Tetapi, jumlah pengunjung itu tidak bisa menjadi jaminan utama untuk mendapatkan rate yang lebih tinggi. Faktanya memang begitu. Ada banyak blogger yang pengunjungnya sedikit dari saya, tetapi dapat rate yang menggila.

Apa penyebabnya?

Karena dia lebih terkenal dibanding saya. Ya, itu dia masalahnya. Saya yang notabene hanya remahan rengginan yang terbuang menjadi blogger tidak bisa mengangkat rate yang lebih tinggi.

Blogger yang terkenal entah di dunia media sosial atau bahkan offline. Jelas akan lebih mudah menaikkan rate. Karena dia terkenal dan apa yang ia katakan, ucapkan, tuliskan, ghibahkan itu dapat mempengaruhi audience dan followers nya.

Sekarang bayangkan saja, rate card antara saya dan Agus Mulyadi kira-kira besaran mana? Nggak usah pakai mikir panjang sudah jelaskan. Dia update status satu kata saja yang komen ribuan umat. Lha saya, nulis puisi kadang kata-kata mutiara, yang komen cuma satu tok til. Kalau pun ada yang komen pasti ya cuma itu-itu saja orangnya. Itupun karena dia orangnya lagi selow.

Itulah salah satu contohnya dimana kriteria "influencer" itu sangat menentukan rate card.

Kalau ngomongin masalah influencer ini tentu ada kaitannya dengan personal branding.

Baca juga : Personal Branding Mampu Meningkat Earning (nggak bisa diklik lagi? Maap saya belum bikin tulisannya.)

Technical

Lalu kriteria lain datang juga sisi teknis. Menurut saya, ini jarang banget dilihat bagi para blogger yang ingin menentukan rate untuk sponsored post.
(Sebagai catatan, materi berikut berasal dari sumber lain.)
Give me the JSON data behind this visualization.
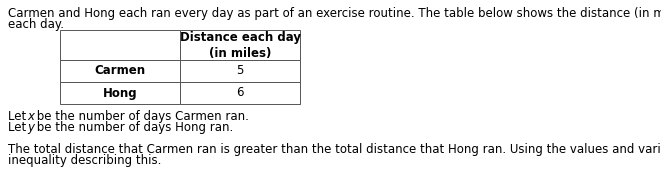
{
  "intro_text_line1": "Carmen and Hong each ran every day as part of an exercise routine. The table below shows the distance (in miles) each of them ran",
  "intro_text_line2": "each day.",
  "table_header_line1": "Distance each day",
  "table_header_line2": "(in miles)",
  "row1_label": "Carmen",
  "row1_value": "5",
  "row2_label": "Hong",
  "row2_value": "6",
  "let_line1_pre": "Let ",
  "let_line1_var": "x",
  "let_line1_post": " be the number of days Carmen ran.",
  "let_line2_pre": "Let ",
  "let_line2_var": "y",
  "let_line2_post": " be the number of days Hong ran.",
  "footer_line1": "The total distance that Carmen ran is greater than the total distance that Hong ran. Using the values and variables given, write an",
  "footer_line2": "inequality describing this.",
  "bg_color": "#ffffff",
  "text_color": "#000000",
  "font_size": 8.5
}
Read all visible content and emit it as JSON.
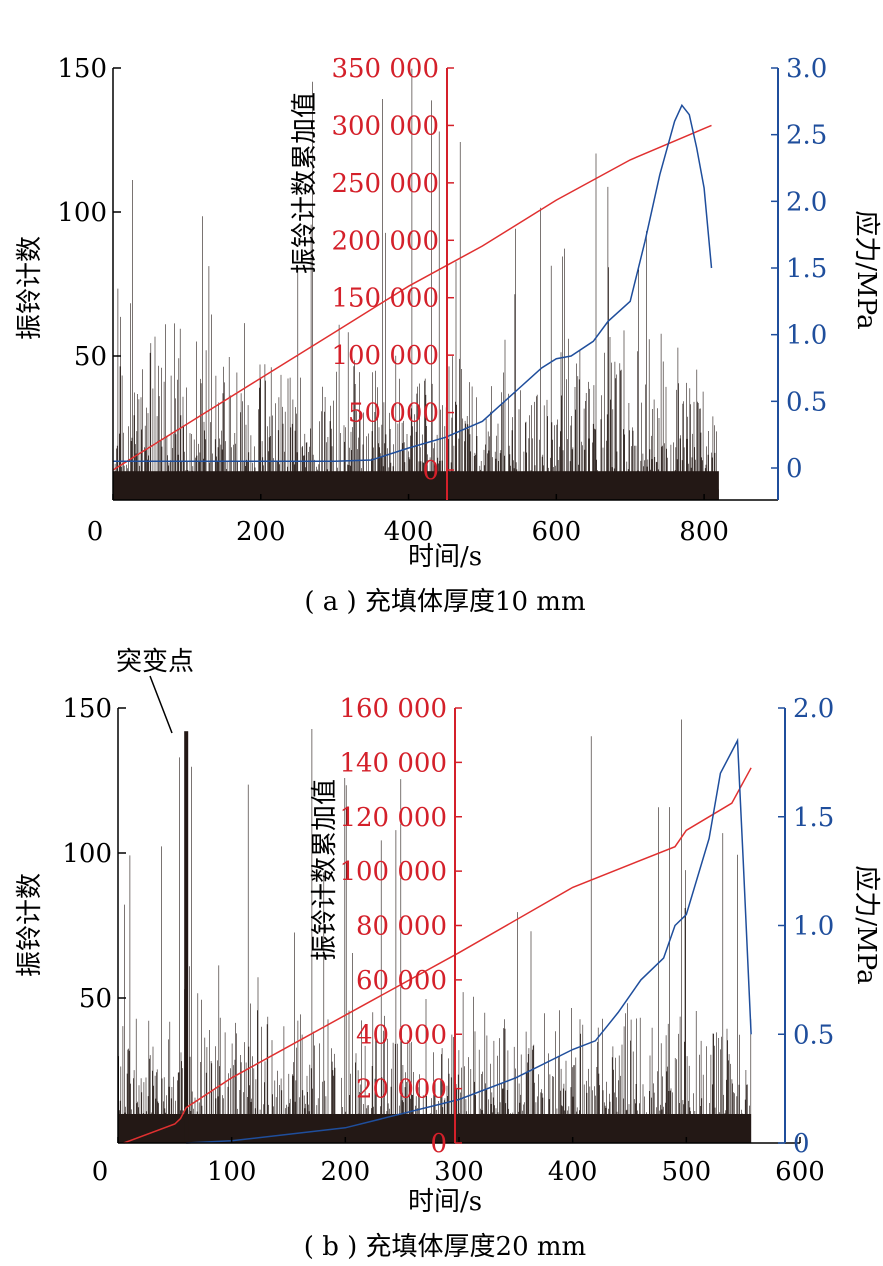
{
  "chart_data": [
    {
      "type": "line",
      "caption": "( a ) 充填体厚度10 mm",
      "xlabel": "时间/s",
      "xlim": [
        0,
        900
      ],
      "xticks": [
        0,
        200,
        400,
        600,
        800
      ],
      "axes": {
        "left": {
          "label": "振铃计数",
          "ylim": [
            0,
            150
          ],
          "ticks": [
            50,
            100,
            150
          ],
          "color": "#000000"
        },
        "middle": {
          "label": "振铃计数累加值",
          "ylim": [
            -20000,
            350000
          ],
          "ticks": [
            0,
            50000,
            100000,
            150000,
            200000,
            250000,
            300000,
            350000
          ],
          "tick_labels": [
            "0",
            "50 000",
            "100 000",
            "150 000",
            "200 000",
            "250 000",
            "300 000",
            "350 000"
          ],
          "color": "#d4202a"
        },
        "right": {
          "label": "应力/MPa",
          "ylim": [
            -0.25,
            3.0
          ],
          "ticks": [
            0,
            0.5,
            1.0,
            1.5,
            2.0,
            2.5,
            3.0
          ],
          "tick_labels": [
            "0",
            "0.5",
            "1.0",
            "1.5",
            "2.0",
            "2.5",
            "3.0"
          ],
          "color": "#1f4e9c"
        }
      },
      "series": [
        {
          "role": "ringing_count",
          "axis": "left",
          "color": "#231815",
          "x_range": [
            0,
            820
          ],
          "typical": [
            2,
            65
          ],
          "max": 150
        },
        {
          "role": "cumulative",
          "axis": "middle",
          "color": "#e03030",
          "x": [
            0,
            100,
            200,
            300,
            400,
            500,
            600,
            700,
            810
          ],
          "y": [
            0,
            40000,
            80000,
            120000,
            160000,
            195000,
            235000,
            270000,
            300000
          ]
        },
        {
          "role": "stress",
          "axis": "right",
          "color": "#1f4e9c",
          "x": [
            0,
            100,
            200,
            300,
            350,
            400,
            450,
            500,
            550,
            580,
            600,
            620,
            650,
            670,
            700,
            720,
            740,
            760,
            770,
            780,
            790,
            800,
            810
          ],
          "y": [
            0.05,
            0.05,
            0.05,
            0.05,
            0.06,
            0.15,
            0.23,
            0.35,
            0.6,
            0.75,
            0.82,
            0.84,
            0.95,
            1.1,
            1.25,
            1.7,
            2.2,
            2.6,
            2.72,
            2.65,
            2.4,
            2.1,
            1.5
          ]
        }
      ]
    },
    {
      "type": "line",
      "caption": "( b ) 充填体厚度20 mm",
      "annotation": "突变点",
      "annotation_x": 60,
      "xlabel": "时间/s",
      "xlim": [
        0,
        600
      ],
      "xticks": [
        0,
        100,
        200,
        300,
        400,
        500,
        600
      ],
      "axes": {
        "left": {
          "label": "振铃计数",
          "ylim": [
            0,
            150
          ],
          "ticks": [
            50,
            100,
            150
          ],
          "color": "#000000"
        },
        "middle": {
          "label": "振铃计数累加值",
          "ylim": [
            0,
            160000
          ],
          "ticks": [
            0,
            20000,
            40000,
            60000,
            80000,
            100000,
            120000,
            140000,
            160000
          ],
          "tick_labels": [
            "0",
            "20 000",
            "40 000",
            "60 000",
            "80 000",
            "100 000",
            "120 000",
            "140 000",
            "160 000"
          ],
          "color": "#d4202a"
        },
        "right": {
          "label": "应力/MPa",
          "ylim": [
            0,
            2.0
          ],
          "ticks": [
            0,
            0.5,
            1.0,
            1.5,
            2.0
          ],
          "tick_labels": [
            "0",
            "0.5",
            "1.0",
            "1.5",
            "2.0"
          ],
          "color": "#1f4e9c"
        }
      },
      "series": [
        {
          "role": "ringing_count",
          "axis": "left",
          "color": "#231815",
          "x_range": [
            0,
            557
          ],
          "typical": [
            2,
            55
          ],
          "max": 150
        },
        {
          "role": "cumulative",
          "axis": "middle",
          "color": "#e03030",
          "x": [
            5,
            50,
            55,
            60,
            100,
            200,
            300,
            400,
            490,
            500,
            540,
            557
          ],
          "y": [
            0,
            7000,
            9000,
            13000,
            24000,
            47000,
            70000,
            94000,
            109000,
            115000,
            125000,
            138000
          ]
        },
        {
          "role": "stress",
          "axis": "right",
          "color": "#1f4e9c",
          "x": [
            60,
            100,
            200,
            300,
            350,
            400,
            420,
            440,
            460,
            480,
            490,
            500,
            520,
            530,
            540,
            545,
            550,
            557
          ],
          "y": [
            0,
            0.01,
            0.07,
            0.2,
            0.3,
            0.43,
            0.47,
            0.6,
            0.75,
            0.85,
            1.0,
            1.05,
            1.4,
            1.7,
            1.8,
            1.85,
            1.3,
            0.5
          ]
        }
      ]
    }
  ]
}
Sisi teknis ini meliputi desain blog, kondisi SEO blog, penempatan tulisan (sticky atau tidak), bebas dari iklan (adsense, iklan lain), waktu, riset tulisan, prestasi yang pernah didapatkan blogger, dll.

Saya pernah punya pengalaman dimana artikel bersponsor yang saya tulis itu sampai sekarang nangkring di page one Google. Padahal saya tidak serius mengoptimasinya. Gilee, pasti ada yang ghibah, "Nggak serius aja bisa nangkring, gimana kalau serius?"

Pertimbangan itulah yang menyadarkan saya untuk lebih giat lagi menegokan harga sebuah sponsored post yang notabene artikel itu akan tayang selamanya dan di sana ada link ke website klien. Jadi untuk kerjasama dalam durasi seumur hidup ini apakah rate cuma dihargai sebesar kacang godhog yang dijual di wayangan? Kan tidak.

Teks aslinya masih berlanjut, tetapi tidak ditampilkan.